Helping All Students Succeed

Bridget speaks with Joslyn Dobson, co-founder of CapCityKids.
Bridget speaks with Joslyn Dobson, co-founder of CapCityKids.

Bridget talks with Joslyn Dobson, co-founder of CapCityKids in Austin, Texas.

In the Austin Independent School District (AISD) in Texas, many students do not have the resources they need to excel in the classroom. CapCityKids (CCK), a local nonprofit organization, is trying to help students who are coping with homelessness, trauma, and other challenges so that they can succeed in school.

CCK funds extracurricular activities and other programs that enhance students’ experiences at school. The organization also offers resources to help kids academically, emotionally, and socially.

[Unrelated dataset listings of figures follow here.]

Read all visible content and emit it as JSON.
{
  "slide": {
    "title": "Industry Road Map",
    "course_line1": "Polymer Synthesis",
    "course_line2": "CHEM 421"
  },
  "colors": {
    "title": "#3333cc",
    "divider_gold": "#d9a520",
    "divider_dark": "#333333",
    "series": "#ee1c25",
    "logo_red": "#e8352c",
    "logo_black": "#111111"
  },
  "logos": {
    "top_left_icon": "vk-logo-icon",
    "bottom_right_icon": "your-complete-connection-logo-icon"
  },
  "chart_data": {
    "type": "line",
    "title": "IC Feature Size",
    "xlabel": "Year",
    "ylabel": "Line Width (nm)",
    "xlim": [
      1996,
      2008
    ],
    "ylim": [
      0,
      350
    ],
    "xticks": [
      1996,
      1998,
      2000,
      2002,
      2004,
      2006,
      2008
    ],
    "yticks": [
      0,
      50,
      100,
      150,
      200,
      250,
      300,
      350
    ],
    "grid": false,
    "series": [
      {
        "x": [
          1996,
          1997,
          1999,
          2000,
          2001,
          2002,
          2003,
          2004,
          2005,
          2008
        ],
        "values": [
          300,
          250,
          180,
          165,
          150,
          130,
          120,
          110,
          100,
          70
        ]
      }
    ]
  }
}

As part of its educational outreach, CCK runs a unique internship program. Each year, the organization employs 10 interns from the School of Social Work at the University of Texas in Austin. Each intern is assigned to an elementary or middle school in the district to work directly with students who are at risk of failing.

“The interns do a lot of different things, from grief-loss work to individual one-on-one counseling,” said Joslyn Dobson, co-founder of CapCityKids. ​“They run support groups in different schools for different ages. Most important, the interns identify kids in need and connect them to resources.”

Kayla Richards, a college intern, specializes in the treatment of childhood trauma. Through her internship with CCK, Richards has helped students at several different schools. 

“CapCityKids has really solidified my desire to be a social worker and increased my understanding of trauma-informed care,” Richards said. “CapCityKids provides social-work students with the opportunity to actually make a tangible difference in the lives of individual students.”

Kate Amerson has worked at AISD for more than 20 years. She helps organize CCK’s intern program and connects the interns to schools in the Austin school district. “We have definitely seen an improvement in outreach to underprivileged families,” Amerson said. “If we help families stabilize, then their children can succeed in school and in life.”

CCK is gaining recognition in the community and working with organizations in other cities to help children around the country. “We expand the program based on what’s happening in the community and where they need us to help,” Dobson said. “We saw a need and we filled it, but there’s still a lot more we could do.”